We remember the convenience of rolling out of bed and heading for our home office, but forget how difficult it was to stop working and pay attention to our families once the clock struck 5pm.
We remember the way it felt to be freed from cubicle life and disruptive colleague “drop-ins” but forget how frustrating it was to deal with screaming kids, demanding pets, frequent “where did I put…?” interruptions, and connectivity issues while working remotely. Women have felt these impacts on a greater scale than any of us would have expected, and we can’t ignore them just because the pandemic lockdown is ending.
Those who haven’t experienced all or any of these setbacks are more likely to dismiss them and remain ensconced in their optimistic vision for the work from home future, but this is doing their colleagues and organizations a major disservice. Cultivating empathy is vital when we negotiate inclusive and equitable remote work policies for ourselves.
Inclusive policies keep in mind things like school hours and childcare, the particular need for schedule flexibility for women on a level that may be greater than what’s required for their male colleagues, funding or allowances for small-scale home modifications to help separate women’s all-too-integrated “work” from their “homes” in a physical way, the need for accessibility benefits to help women caretakers balance their loved ones’ needs with their organizations’ demands, and other matters that impact the ability of female employees to maintain productivity while working remotely.
No organization is a monolith, and different employees will have different needs, but there needs to be an effort to answer the most pressing ones that women have historically been forced to either ignore or handle on their own without support. True equality, after all, is nuanced.
The first step toward achieving it? Asking women to weigh in and lead the effort.
The Context Of Our Conclusions: Remembering To Listen When You Would Rather Argue
If you ask ten employees what their ideal remote work policy would look like, you’re likely to get ten different answers. Still, good leadership means spotting the patterns that start to emerge when real dialogue is encouraged.
Organizations have a responsibility toward women workers that goes beyond platitudes. Real equity may not always look strictly like “equality,” because equity is about accepting differences instead of attempting to smooth them over.
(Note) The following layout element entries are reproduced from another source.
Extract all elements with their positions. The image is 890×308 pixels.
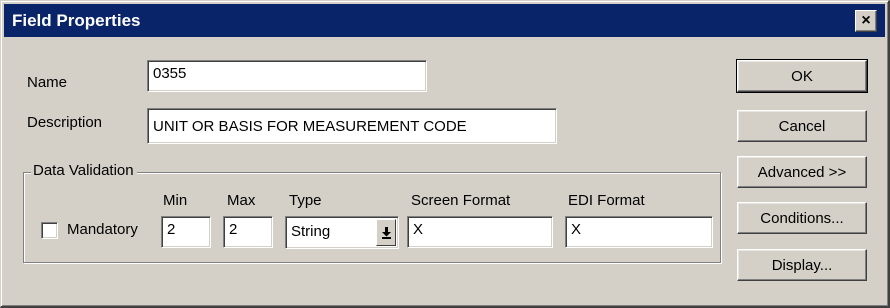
chevron-down-icon [381, 227, 391, 239]
field-properties-dialog: Field Properties × Name 0355 Description… [0, 0, 890, 308]
title-bar[interactable]: Field Properties × [4, 4, 885, 37]
name-field[interactable]: 0355 [147, 60, 427, 92]
name-label: Name [27, 74, 68, 91]
description-field[interactable]: UNIT OR BASIS FOR MEASUREMENT CODE [147, 108, 557, 144]
type-select-value: String [291, 223, 331, 240]
max-label: Max [227, 192, 256, 209]
type-label: Type [289, 192, 322, 209]
cancel-button[interactable]: Cancel [737, 110, 867, 142]
advanced-button[interactable]: Advanced >> [737, 156, 867, 188]
edi-format-field[interactable]: X [565, 216, 713, 248]
close-icon: × [861, 11, 871, 29]
type-select[interactable]: String [285, 216, 399, 249]
screen-format-label: Screen Format [411, 192, 511, 209]
screen-format-field[interactable]: X [407, 216, 553, 248]
conditions-button[interactable]: Conditions... [737, 202, 867, 234]
display-button[interactable]: Display... [737, 249, 867, 281]
close-button[interactable]: × [855, 9, 877, 32]
ok-button[interactable]: OK [736, 59, 868, 93]
min-field[interactable]: 2 [161, 216, 211, 248]
type-dropdown-button[interactable] [376, 219, 396, 246]
mandatory-label[interactable]: Mandatory [67, 221, 138, 238]
data-validation-legend: Data Validation [31, 162, 137, 179]
mandatory-checkbox[interactable] [41, 222, 58, 239]
dialog-title: Field Properties [12, 10, 141, 30]
min-label: Min [163, 192, 188, 209]
max-field[interactable]: 2 [223, 216, 273, 248]
description-label: Description [27, 114, 103, 131]
edi-format-label: EDI Format [568, 192, 645, 209]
Women experience work and home differently: so leaders need to become familiar with those differences and integrate genuine conversation into their policy initiatives.
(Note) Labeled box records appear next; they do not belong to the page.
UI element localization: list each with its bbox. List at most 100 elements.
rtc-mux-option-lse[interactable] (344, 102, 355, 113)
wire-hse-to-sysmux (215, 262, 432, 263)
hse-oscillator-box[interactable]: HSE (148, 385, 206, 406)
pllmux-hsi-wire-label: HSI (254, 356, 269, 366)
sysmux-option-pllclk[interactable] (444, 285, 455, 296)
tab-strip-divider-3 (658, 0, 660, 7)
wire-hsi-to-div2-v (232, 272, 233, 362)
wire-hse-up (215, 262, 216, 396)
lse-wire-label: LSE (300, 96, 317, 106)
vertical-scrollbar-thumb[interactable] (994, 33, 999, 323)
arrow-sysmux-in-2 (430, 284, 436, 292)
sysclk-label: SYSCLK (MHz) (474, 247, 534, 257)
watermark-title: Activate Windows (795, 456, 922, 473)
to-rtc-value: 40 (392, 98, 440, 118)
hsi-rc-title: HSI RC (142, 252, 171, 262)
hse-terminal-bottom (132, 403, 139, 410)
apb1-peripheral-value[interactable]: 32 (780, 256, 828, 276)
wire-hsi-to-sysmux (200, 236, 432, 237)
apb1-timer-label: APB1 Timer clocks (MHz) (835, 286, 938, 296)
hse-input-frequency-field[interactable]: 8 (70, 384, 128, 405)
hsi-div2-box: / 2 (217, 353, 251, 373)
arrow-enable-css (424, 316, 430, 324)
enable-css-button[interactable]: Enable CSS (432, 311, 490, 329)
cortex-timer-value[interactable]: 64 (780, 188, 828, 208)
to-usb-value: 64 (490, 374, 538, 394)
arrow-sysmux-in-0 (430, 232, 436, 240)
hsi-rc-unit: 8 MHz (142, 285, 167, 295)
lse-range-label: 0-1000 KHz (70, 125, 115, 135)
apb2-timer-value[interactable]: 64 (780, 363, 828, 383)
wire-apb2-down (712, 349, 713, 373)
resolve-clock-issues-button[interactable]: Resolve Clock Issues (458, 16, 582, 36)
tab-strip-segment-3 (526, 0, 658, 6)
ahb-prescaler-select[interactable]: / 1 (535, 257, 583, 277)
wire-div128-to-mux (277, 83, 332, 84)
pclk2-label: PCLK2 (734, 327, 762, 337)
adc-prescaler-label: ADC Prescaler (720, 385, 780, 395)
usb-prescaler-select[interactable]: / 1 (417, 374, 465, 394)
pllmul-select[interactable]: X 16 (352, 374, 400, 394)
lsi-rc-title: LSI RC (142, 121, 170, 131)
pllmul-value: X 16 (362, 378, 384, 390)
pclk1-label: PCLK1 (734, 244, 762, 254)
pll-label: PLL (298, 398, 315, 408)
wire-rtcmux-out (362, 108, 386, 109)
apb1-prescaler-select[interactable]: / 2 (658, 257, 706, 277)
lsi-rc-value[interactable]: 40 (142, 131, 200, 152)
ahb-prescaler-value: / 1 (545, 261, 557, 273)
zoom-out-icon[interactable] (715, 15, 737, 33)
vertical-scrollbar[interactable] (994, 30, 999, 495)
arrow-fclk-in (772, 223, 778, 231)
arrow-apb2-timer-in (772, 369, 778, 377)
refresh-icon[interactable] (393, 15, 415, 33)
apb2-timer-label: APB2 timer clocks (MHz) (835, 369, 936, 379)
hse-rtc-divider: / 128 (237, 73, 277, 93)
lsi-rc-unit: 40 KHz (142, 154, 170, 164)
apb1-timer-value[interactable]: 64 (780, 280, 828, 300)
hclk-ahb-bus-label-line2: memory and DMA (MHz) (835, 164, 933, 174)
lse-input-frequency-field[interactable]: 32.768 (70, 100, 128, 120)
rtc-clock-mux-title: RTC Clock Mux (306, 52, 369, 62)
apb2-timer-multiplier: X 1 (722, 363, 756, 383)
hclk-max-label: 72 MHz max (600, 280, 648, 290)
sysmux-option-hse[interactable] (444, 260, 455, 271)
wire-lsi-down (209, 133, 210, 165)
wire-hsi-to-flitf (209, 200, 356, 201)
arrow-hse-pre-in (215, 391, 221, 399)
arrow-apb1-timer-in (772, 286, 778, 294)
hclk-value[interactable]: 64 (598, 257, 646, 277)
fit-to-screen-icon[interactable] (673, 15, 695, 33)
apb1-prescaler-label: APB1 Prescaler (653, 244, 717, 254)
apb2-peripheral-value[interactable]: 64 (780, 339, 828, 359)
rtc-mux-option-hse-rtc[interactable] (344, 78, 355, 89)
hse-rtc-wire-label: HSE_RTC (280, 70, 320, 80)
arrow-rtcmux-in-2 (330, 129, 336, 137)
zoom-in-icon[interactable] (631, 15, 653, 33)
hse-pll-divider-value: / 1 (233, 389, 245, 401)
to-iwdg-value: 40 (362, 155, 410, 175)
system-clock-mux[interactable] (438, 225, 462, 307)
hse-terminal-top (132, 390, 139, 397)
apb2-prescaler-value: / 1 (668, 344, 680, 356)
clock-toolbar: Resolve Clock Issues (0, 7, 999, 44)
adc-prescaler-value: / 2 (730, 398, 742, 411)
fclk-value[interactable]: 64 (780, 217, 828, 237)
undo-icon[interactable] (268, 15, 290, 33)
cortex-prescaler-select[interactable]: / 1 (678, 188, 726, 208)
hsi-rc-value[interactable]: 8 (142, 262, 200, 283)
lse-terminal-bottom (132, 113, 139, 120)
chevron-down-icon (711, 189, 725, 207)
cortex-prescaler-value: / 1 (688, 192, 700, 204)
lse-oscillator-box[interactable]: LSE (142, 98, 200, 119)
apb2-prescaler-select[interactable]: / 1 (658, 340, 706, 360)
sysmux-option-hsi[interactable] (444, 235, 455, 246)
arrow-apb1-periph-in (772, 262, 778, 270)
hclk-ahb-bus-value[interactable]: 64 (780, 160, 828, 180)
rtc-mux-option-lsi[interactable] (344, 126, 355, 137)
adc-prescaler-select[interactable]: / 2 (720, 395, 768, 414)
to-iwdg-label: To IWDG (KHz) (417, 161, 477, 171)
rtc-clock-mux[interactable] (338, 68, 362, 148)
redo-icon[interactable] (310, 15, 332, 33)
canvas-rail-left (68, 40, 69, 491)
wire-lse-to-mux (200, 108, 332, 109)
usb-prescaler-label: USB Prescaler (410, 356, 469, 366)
Because so many people want widespread work from home policy shifts, those who express concerns can feel dismissed, drowned out, or even attacked by those colleagues who don’t wish to tolerate anything that might threaten their hopes for a permanent remote-work future.
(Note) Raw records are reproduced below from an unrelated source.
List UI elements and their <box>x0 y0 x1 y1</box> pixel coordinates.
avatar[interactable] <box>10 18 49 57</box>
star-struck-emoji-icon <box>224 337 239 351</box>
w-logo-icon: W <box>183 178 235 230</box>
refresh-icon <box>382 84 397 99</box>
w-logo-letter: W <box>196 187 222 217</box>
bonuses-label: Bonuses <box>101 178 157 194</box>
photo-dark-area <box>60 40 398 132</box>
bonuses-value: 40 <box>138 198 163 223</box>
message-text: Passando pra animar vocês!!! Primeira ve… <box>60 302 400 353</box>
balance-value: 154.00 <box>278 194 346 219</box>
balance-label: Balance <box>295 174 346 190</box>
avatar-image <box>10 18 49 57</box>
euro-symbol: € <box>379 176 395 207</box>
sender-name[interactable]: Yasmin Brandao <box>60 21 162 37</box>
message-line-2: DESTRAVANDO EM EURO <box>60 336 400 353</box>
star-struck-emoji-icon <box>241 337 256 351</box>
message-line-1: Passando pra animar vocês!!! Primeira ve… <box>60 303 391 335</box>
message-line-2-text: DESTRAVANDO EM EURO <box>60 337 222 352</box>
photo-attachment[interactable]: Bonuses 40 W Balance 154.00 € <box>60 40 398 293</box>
It’s the duty of workplace leaders to make sure that the minority gets their say in a real, constructive way, especially when that minority is made up of women who know all too well how much their reality can differ from the images people hold of them. Male leaders need to be cognizant of their unconscious biases, which can take on insidious forms that color their leadership approaches in unexpected ways.
We tend to assume that women are simply naturally inclined to “do it all,” and that bias is extremely harmful. Even female leaders can fall prey to this assumption, as they themselves may be so accustomed to a highly-burdened, fast-paced lifestyle that they take for granted the fact that other women are simply used to living the same way.
Ignoring the voices of exhausted, worried women in the workplace means plummeting productivity, low morale, higher turnover rates, increased healthcare costs, and many, many other negative impacts that may or may not be harder to see on a surface level. Working toward a work from home norm means listening when women point out that for them, home is work.
If we start from a standpoint of open communication and understanding, we can all reach a future where women and men are more fulfilled by their careers. It’s up to everyone to see that future make its debut...both in and outside of our homes.